As we have previously reported, over the past few months companies across a wide range industries have been receiving comments from the Corp Fin Staff that are focused on climate change disclosure. In September, the Staff published a sample comment letter highlighting its comments on climate change disclosure. Now that companies have had a chance to respond to the initial round of comments and the Staff has had time to consider those responses, we are now seeing round 2 of the climate change comment letters.
Comments in the first round of letters asked questions focusing on a company’s materiality analysis with respect to information about climate change, harkening back to the SEC’s 2010 climate change disclosure guidance. In round 2, the Staff is generally digging deeper into a company’s materiality analysis, asking for additional details on the company’s determination that disclosure of climate change matters was not material. In some cases, the follow-up comments request more quantitative information from companies in support of the materiality determination. Some companies and practitioners have been surprised by this approach, noting that the Staff has in the past been more deferential to a company’s conclusions as to materiality.

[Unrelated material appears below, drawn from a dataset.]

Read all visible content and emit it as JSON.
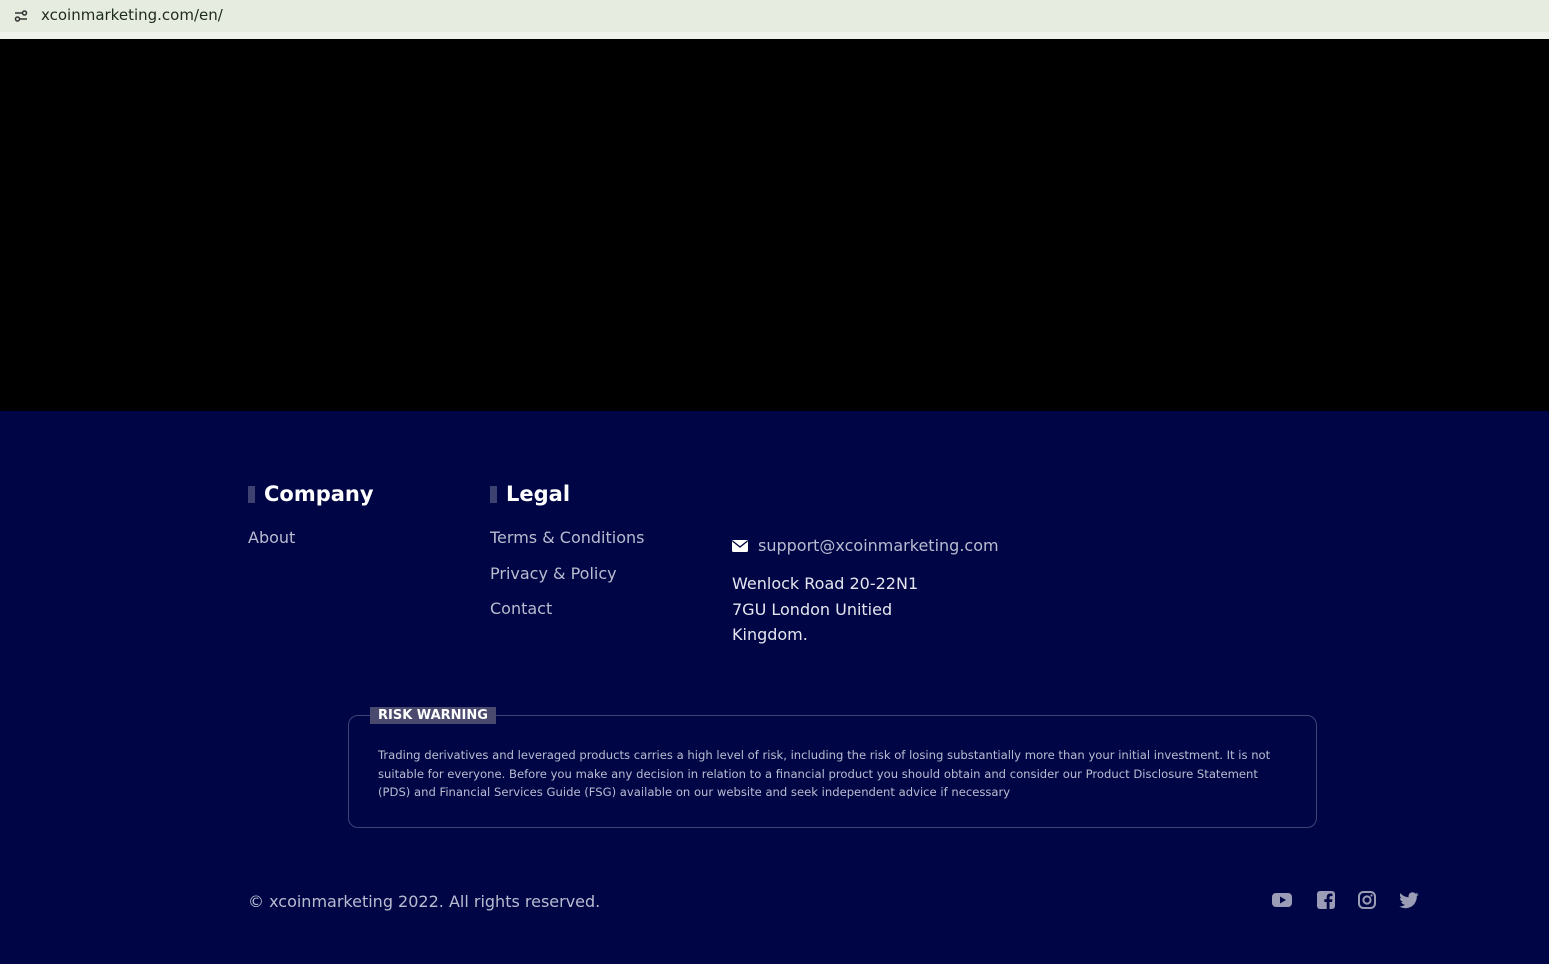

It is obvious from these round 2 comment letters that the Staff is not going to “let it go” when it comes to climate change, and additional work will be necessary to justify for the Staff why climate-related disclosure was not included in the periodic reports that the Staff has reviewed. Areas of focus in the round 2 comments letters appear to be:
More information concerning disclosure decisions with respect to specific transition risks related to climate change that are relevant to a company’s business and operations;
Considerations made in determining whether to disclose the direct and indirect consequences of climate-related regulations or business trends;
The existence (or nonexistence) of material capital expenditures for climate-related purposes, and how that materiality decision was made;
Consideration of the impact of weather-related events on a company’s results of operations and financial condition; and
The quantification of material compliance costs associated with climate change.
We expect that with climate change disclosure rules just around the corner, the Staff has an incentive to continue to press for more information through the comment process. The round 2 comment letters that we have seen appear to be focusing mostly on asking for additional information and analysis, rather than requesting specific disclosures in the future, or seeking amendments to prior periodic reports.